El autor de El ser y la nada y el pacifista que denunciaba la tragedia de los boat people vietnamitas habitaban entonces en dos mundos distintos, tal y como aparecen Platón y Aristóteles en el cuadro de Rafael. Sartre miraba para arriba y Glucksmann para abajo, sin desdeñar la vida mundana que encarnaba entonces la discoteca Le Palace, donde le imagino con Barthes, Warhol, Jean Paul Gaultier y Jerry Hall.

Glucksmann fue un filósofo mediático, vinculado al espectáculo cultural y siempre atento a los vaivenes de la política y del poder. Acabó apoyando a Sarkozy frente a Ségolène Royal, lo que no está nada mal en un intelectual que se sentía fascinado por el Libro Rojo de Mao en su juventud.

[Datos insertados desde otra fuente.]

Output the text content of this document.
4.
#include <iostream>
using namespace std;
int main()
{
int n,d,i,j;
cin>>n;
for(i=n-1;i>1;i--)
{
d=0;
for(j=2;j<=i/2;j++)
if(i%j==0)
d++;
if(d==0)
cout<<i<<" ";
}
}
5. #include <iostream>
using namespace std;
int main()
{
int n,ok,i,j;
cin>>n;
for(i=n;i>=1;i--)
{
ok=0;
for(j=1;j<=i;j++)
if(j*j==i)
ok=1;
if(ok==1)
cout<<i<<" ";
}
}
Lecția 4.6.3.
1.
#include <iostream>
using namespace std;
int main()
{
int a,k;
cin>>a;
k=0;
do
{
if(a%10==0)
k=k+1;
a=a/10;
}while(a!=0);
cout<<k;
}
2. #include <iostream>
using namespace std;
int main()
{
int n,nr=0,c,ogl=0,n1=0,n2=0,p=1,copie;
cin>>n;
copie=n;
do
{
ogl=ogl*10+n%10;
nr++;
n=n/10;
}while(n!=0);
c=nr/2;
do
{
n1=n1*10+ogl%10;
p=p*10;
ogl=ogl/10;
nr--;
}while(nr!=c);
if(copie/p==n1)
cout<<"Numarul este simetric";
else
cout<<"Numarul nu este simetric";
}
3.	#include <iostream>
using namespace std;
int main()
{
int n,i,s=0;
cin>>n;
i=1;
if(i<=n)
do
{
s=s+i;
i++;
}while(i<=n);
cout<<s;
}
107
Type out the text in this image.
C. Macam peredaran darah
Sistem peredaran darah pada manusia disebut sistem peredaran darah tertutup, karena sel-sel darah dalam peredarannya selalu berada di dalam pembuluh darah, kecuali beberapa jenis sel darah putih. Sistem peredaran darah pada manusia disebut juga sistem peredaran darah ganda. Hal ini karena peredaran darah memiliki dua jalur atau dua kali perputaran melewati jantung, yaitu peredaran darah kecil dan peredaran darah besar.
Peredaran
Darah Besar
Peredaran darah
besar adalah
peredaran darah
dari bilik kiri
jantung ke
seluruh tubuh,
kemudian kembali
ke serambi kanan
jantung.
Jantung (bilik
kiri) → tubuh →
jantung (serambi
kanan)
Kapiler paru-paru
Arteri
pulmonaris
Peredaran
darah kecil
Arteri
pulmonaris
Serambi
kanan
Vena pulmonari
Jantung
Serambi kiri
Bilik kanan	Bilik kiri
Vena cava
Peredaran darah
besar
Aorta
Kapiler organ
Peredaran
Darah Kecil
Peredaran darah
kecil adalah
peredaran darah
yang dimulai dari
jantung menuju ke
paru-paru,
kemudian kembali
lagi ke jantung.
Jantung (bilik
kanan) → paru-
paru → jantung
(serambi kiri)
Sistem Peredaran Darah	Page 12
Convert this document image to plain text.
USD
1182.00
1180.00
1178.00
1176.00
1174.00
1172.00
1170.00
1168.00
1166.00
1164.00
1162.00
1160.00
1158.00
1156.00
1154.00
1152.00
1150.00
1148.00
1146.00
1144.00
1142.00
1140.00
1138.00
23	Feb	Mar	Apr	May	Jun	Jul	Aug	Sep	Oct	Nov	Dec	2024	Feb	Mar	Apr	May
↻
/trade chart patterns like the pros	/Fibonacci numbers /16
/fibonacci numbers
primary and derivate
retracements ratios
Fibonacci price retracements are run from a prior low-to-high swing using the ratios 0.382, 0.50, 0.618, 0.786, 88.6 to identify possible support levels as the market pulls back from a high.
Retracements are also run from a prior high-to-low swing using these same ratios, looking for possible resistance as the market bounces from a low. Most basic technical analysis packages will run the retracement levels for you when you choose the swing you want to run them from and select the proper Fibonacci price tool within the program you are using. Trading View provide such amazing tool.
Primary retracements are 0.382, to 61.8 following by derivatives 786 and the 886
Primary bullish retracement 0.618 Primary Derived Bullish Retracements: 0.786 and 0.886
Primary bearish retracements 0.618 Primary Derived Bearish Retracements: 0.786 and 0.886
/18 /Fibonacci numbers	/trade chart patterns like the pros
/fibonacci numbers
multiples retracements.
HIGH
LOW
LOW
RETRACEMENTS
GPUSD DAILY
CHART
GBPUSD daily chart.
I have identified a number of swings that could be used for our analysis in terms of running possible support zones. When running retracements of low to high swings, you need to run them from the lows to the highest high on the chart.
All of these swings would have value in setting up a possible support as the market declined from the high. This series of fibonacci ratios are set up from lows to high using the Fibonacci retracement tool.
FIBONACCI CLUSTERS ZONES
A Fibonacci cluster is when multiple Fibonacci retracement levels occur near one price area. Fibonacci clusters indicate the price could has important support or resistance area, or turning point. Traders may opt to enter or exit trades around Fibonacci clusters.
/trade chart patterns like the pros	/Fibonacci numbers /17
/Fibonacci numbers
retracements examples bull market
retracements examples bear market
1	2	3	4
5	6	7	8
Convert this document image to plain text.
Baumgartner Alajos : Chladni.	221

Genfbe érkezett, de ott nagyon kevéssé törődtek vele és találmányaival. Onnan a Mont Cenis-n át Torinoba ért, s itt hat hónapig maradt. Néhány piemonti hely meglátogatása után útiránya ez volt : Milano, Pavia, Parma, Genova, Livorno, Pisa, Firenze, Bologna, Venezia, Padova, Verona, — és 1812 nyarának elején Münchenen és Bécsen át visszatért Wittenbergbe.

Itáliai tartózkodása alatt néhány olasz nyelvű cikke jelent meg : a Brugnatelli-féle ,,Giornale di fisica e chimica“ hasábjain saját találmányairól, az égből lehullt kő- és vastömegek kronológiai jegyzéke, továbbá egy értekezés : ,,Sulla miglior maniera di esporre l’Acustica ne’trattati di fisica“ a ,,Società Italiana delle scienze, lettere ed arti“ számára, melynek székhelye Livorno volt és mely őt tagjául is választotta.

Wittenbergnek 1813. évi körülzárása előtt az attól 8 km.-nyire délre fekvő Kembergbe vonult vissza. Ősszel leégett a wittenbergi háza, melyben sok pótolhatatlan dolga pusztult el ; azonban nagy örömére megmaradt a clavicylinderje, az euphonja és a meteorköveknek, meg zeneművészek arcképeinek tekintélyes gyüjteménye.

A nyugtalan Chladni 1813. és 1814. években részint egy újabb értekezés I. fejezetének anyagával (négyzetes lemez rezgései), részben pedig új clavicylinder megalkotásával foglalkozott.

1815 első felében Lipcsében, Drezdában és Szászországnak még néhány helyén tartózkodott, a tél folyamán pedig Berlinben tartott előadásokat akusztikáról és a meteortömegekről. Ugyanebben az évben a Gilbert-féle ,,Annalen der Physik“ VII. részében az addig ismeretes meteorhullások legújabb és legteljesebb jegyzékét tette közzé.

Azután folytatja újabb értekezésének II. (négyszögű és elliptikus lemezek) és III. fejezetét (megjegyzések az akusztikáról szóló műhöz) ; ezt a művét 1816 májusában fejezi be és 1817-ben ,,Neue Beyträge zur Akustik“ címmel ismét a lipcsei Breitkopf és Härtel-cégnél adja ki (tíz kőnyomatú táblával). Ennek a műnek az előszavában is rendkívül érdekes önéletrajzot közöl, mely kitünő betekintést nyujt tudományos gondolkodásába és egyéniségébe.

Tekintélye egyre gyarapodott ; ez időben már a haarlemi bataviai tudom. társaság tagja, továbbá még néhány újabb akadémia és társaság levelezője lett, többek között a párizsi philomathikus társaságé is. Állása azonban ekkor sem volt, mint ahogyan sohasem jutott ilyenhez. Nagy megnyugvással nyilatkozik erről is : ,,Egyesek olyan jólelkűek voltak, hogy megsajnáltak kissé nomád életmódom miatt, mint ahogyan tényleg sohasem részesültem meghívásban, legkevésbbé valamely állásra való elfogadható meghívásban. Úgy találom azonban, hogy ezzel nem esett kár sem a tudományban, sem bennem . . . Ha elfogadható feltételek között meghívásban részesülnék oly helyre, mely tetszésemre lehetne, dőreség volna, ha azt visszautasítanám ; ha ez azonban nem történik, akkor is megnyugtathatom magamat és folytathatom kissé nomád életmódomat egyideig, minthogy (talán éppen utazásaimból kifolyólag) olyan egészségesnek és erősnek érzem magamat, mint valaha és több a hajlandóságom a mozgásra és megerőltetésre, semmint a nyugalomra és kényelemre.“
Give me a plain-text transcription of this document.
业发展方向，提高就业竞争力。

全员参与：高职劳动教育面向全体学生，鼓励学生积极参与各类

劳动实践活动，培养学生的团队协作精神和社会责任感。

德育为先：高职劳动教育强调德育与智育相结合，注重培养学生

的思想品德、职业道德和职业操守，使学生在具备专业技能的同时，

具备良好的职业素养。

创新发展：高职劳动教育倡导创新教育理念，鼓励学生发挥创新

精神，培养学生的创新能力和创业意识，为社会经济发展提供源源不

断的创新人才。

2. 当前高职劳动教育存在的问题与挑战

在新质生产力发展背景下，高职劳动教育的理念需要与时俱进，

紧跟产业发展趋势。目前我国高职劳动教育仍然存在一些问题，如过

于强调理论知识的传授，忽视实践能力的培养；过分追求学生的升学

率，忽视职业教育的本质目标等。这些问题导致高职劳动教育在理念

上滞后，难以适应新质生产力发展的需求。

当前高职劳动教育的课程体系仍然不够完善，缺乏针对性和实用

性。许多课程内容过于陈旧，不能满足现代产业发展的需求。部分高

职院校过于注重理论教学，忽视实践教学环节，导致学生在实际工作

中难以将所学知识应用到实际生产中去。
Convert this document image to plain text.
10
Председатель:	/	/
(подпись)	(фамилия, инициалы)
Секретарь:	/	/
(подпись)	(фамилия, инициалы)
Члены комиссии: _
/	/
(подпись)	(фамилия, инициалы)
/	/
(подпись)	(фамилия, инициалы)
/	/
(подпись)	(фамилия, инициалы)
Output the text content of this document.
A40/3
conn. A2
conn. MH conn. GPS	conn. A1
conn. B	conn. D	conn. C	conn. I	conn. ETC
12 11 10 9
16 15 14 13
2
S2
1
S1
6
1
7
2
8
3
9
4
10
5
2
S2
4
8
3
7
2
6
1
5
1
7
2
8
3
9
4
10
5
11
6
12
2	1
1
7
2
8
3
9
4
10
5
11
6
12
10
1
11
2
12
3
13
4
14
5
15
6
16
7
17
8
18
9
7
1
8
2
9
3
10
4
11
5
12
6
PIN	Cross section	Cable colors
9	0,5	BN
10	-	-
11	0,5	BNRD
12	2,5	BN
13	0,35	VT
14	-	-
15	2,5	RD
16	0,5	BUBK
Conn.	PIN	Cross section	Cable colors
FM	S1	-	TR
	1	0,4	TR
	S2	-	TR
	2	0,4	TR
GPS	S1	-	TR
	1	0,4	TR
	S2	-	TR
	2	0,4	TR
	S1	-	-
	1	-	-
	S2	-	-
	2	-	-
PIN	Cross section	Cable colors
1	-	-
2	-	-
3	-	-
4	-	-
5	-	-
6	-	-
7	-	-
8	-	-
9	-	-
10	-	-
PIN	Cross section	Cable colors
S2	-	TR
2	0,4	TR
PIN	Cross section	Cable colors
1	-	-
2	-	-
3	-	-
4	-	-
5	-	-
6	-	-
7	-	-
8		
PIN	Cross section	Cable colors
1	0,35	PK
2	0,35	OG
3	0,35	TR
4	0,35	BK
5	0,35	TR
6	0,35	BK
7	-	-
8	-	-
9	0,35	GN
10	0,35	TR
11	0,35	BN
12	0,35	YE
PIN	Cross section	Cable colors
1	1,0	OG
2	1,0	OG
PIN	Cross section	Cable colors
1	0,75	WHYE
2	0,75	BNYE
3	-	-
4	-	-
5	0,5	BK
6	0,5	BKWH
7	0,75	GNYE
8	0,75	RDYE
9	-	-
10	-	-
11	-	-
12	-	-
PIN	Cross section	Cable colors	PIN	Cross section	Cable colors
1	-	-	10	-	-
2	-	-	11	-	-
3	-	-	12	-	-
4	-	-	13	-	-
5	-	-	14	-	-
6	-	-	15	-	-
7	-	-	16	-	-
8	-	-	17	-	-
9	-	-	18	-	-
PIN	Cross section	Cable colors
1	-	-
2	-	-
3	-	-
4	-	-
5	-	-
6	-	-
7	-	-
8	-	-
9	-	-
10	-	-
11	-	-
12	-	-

Yo creo que Glucksmann fue un periodista, un gran reportero, un observador agudo de la realidad y, sobre todo, un moralista, pero no un filósofo. Aunque también decía lo mismo Heidegger de Sartre y se equivocaba. En su favor, hay que subrayar que, como un moderno Don Quijote, batalló por mil causas que creía justas desde el Tíbet a Kosovo, pasando por su defensa del sindicato polaco Solidarnosc o por su alegato a favor de la intervención aliada contra Sadam.

Sus aciertos fueron tan clarividentes como absurdos sus errores, ya que llegó a escribir que Francia era, a comienzos de los 70 con Giscard en el poder, una dictadura fascista e insistió contra toda evidencia en que el régimen de Irak poseía armas de destrucción masiva.

No eludió ninguna polémica, discutió con tirios y troyanos y tomó posición cuando se le preguntaba. Fiel discípulo de Voltaire, siempre enarboló la causa de la tolerancia y tal vez sea ese el legado por el que le deberíamos recordar.